In October, the Boston-area research university had barred the group from using Tufts in its name, receiving student activity funds, or reserving campus meeting spaces because TCF required its leaders to adhere to its statement of faith.
According to the The Tufts Daily, the Committee on Student Life yesterday unanimously upheld the October decision by the Tufts Community Union Judiciary.
However, the student life committee created a policy change that will exempt student religious groups (SRG) from the school's nondiscrimination policy when selecting group leaders—as long as they adhere to the policy with respect to group membership.
"It is reasonable to expect that leaders within individual SRGs be exemplars of that particular religion," the ruling stated. "Therefore, an 'all comers' policy for group leadership may not be appropriate for all SRGs. Justified departures from the Tufts nondiscrimination policy in SRG criteria for leadership will no longer present grounds for de-recognition."
Jao says this is "a common-sense approach" because it acknowledges that religious groups are minorities on campus and that those groups are defined by their beliefs.
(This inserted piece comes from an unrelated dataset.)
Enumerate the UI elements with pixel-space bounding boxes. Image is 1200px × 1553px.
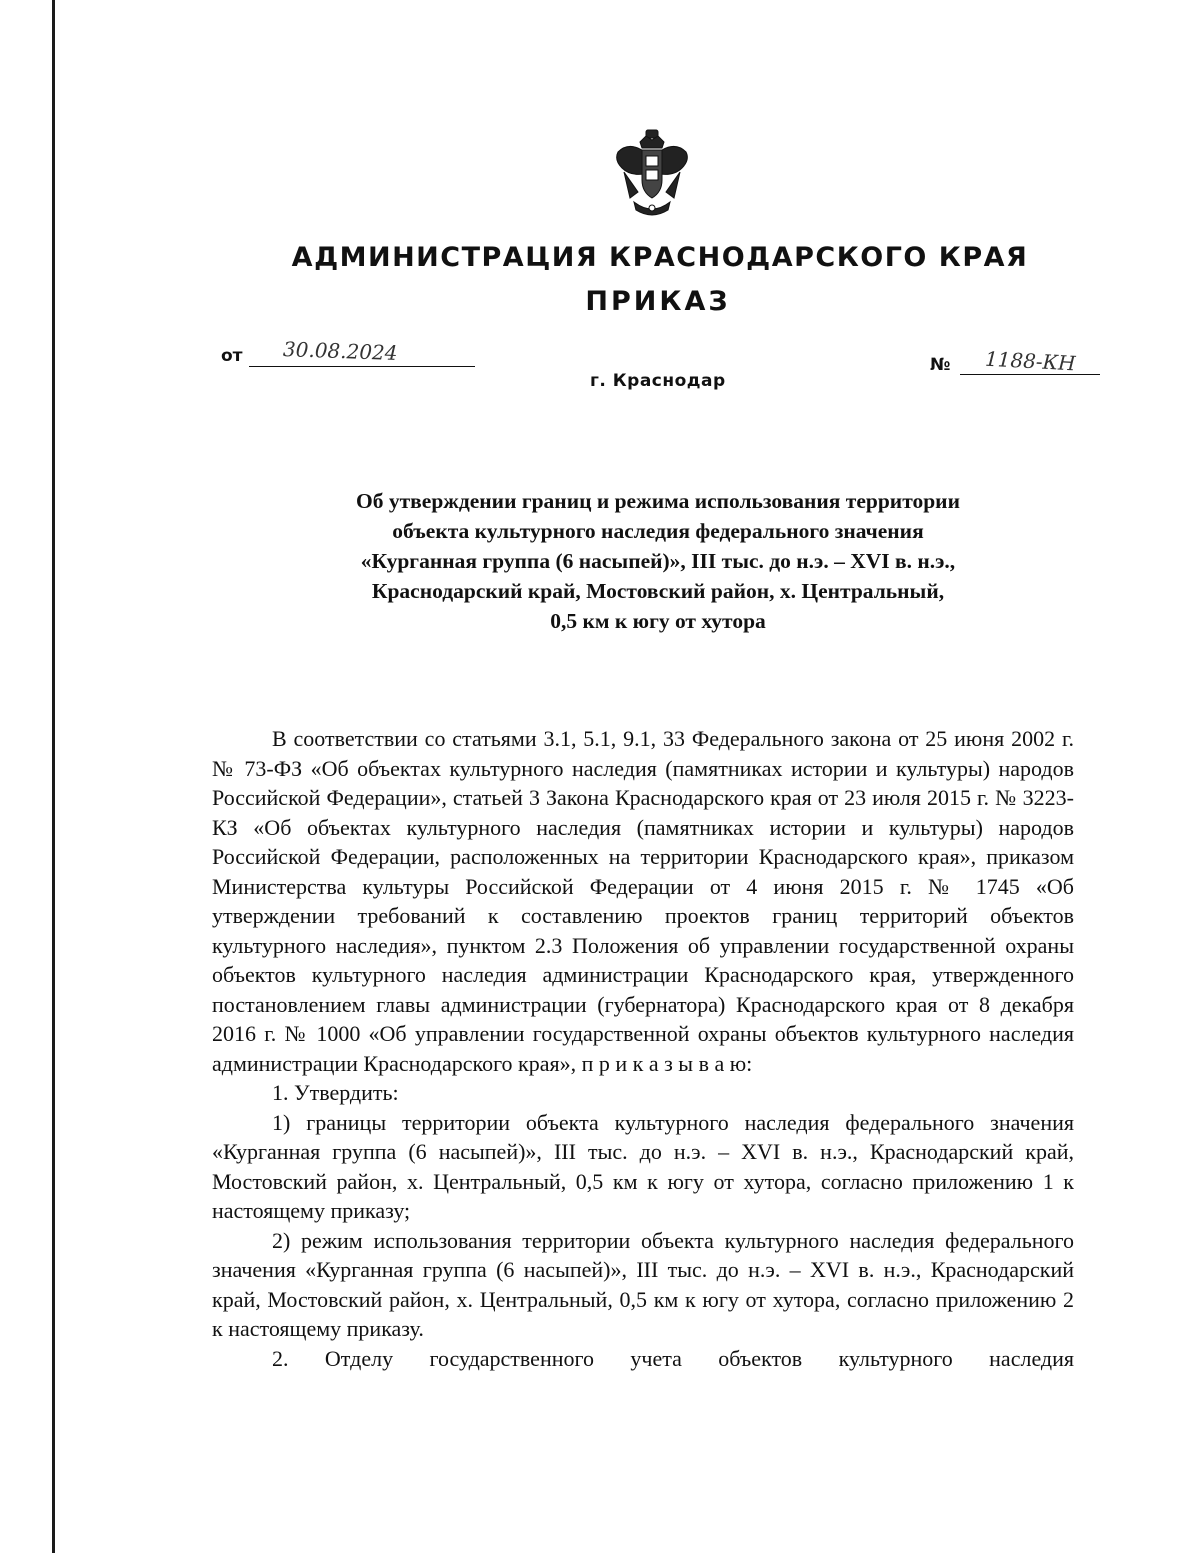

Yesterday's decision does not immediately restore official recognition to TCF; the group must now reapply under the new rules.
The policy change is the culmination of a long campus-access conflict over the group. In 2000, the Tufts Community Union Judiciary similarly barred TCF from campus after a lesbian student said she had been barred from leadership. After several months, Tufts reinstated TCF.
That 2000 conflict was not the first IVCF chapter conflict with school antidiscrimination policies, but it received significant media attention. And since then, chapters have faced challenges to its on-campus presence at many other universities.
In a highly publicized battle earlier this year, Vanderbilt University de-recognized its InterVarsity chapter over similar nondiscrimination issues. The school ultimately instituted an "all-comers" policy in May, requiring all student groups to allow any student in any leadership position. (All-comers policies were rare two years ago, but they became much more common after the Supreme Court said a University of California law school's policy could trump a Christian Legal Society chapter's desire to limit its leadership positions to Christians.)
Vanderbilt's policy shift prompted 15 Christian student groups to step forward and willingly de-recognize themselves rather than omit faith statements from their governing documents, says Carol Swain, professor of political science and law and adviser for the Christian Legal Society chapter at the Nashville school.
Even without official recognition, Swain says, all of the unregistered Christian groups at Vanderbilt still are meeting—and even reporting growth in membership.